Investors are more than used to lock-in periods of seven to 10 years, especially those who are investing in private companies. Rules designed to prevent speculation help the property market by attracting long-term investors who are committed to the long-term sustainability of their homes.
SSD is another reason we should feel confident that we can remove ABSD and still maintain long-term, sustainable property markets in Singapore.
• TRANSPARENT PRICING
The third safeguard is that Singapore has much more transparency in pricing than it did during the price build-up in 2010-2012.
Since 2012, the Government has made property data more accessible to the industry and the general public.
Meanwhile, the estate agencies and StreetSine Technology Group, a subsidiary of Singapore Press Holdings, formed the Singapore Real Estate Exchange (SRX) to improve pricing transparency, productivity and market efficiencies.
Now, all market participants, including consumers, agents, bankers, underwriters, policy analysts and decision-makers have access to pricing tools like X-Value and Home Report. No longer are people making decisions in the dark.
More transparency makes speculation and housing bubbles more difficult to form. The distribution of X-Value to all market participants strengthens pricing, valuations and underwriting, and thus reduces systemic risk to the financial system.
Furthermore, granular data and analytic tools now available to policy analysts allow them to understand each type of property and market (HDB, cluster houses, et cetera) in ways that were not possible before 2010-2012.

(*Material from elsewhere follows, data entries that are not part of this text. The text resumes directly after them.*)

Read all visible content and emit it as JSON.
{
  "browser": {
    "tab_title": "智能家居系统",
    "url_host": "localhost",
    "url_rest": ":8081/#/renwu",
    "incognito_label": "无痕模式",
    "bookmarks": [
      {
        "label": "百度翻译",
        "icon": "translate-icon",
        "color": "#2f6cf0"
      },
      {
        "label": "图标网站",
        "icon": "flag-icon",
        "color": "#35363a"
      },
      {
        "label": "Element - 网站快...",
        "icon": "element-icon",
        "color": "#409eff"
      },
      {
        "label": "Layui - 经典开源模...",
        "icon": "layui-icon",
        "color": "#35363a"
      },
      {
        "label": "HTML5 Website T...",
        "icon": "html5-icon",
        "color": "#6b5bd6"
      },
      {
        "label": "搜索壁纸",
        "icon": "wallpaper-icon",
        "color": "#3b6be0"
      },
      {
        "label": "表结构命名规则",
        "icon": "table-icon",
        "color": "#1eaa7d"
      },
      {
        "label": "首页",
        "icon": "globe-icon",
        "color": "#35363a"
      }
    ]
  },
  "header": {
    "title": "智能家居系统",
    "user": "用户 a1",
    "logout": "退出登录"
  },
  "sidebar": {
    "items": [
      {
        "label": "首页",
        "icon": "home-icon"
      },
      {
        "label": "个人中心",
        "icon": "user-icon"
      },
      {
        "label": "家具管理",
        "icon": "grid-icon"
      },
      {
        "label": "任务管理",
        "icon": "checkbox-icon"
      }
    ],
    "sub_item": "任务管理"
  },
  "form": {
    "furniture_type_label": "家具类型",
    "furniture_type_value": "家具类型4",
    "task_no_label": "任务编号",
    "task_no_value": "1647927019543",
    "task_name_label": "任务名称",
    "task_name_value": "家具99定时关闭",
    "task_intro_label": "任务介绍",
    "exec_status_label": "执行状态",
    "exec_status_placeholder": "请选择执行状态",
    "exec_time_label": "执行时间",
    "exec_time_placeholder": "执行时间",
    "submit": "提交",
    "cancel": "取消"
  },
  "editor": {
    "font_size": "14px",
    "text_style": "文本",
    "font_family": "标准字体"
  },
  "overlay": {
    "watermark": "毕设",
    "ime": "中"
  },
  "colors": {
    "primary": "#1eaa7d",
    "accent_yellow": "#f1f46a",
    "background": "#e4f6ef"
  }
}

This, in turn, means policymakers can devise customised policy solutions for each market instead of applying a blunt instrument to all of them. This ability to target specific sub-markets can protect one market from negatively impacting another one.
These tools were unavailable when ABSD was installed. If ABSD were removed today, these tools are in place to help prevent the future market from getting out of control.
Much has changed since the rapid price expansion in 2010-2012. Some of the cooling measures have been good for the stability of the market while others are hurting household wealth and the economy.
We would suggest that, as a market, we have learnt much about what works and what does not over the last year or two. At the same time, the market has improved in its governance, productivity, efficiency and transparency.
As long as the Government and industry continue to practise sound mortgage underwriting, guard against speculation and strive for more transparency in pricing, it is our judgment that it is possible to remove ABSD without destabilising Singapore’s property markets.
Both the Government and the private sector have worked hard to stabilise the property market.
Is it not time to start getting a return on all this hard work and reopen Singapore as a much stronger, more stable and more prosperous property market?
• The writer is co-founder of SRX Property, an information exchange formed by leading real estate agencies in Singapore to disseminate market pricing information and facilitate property listings and transactions. Singapore Press Holdings owns a stake in SRX Property’s parent company, CoSine Holdings.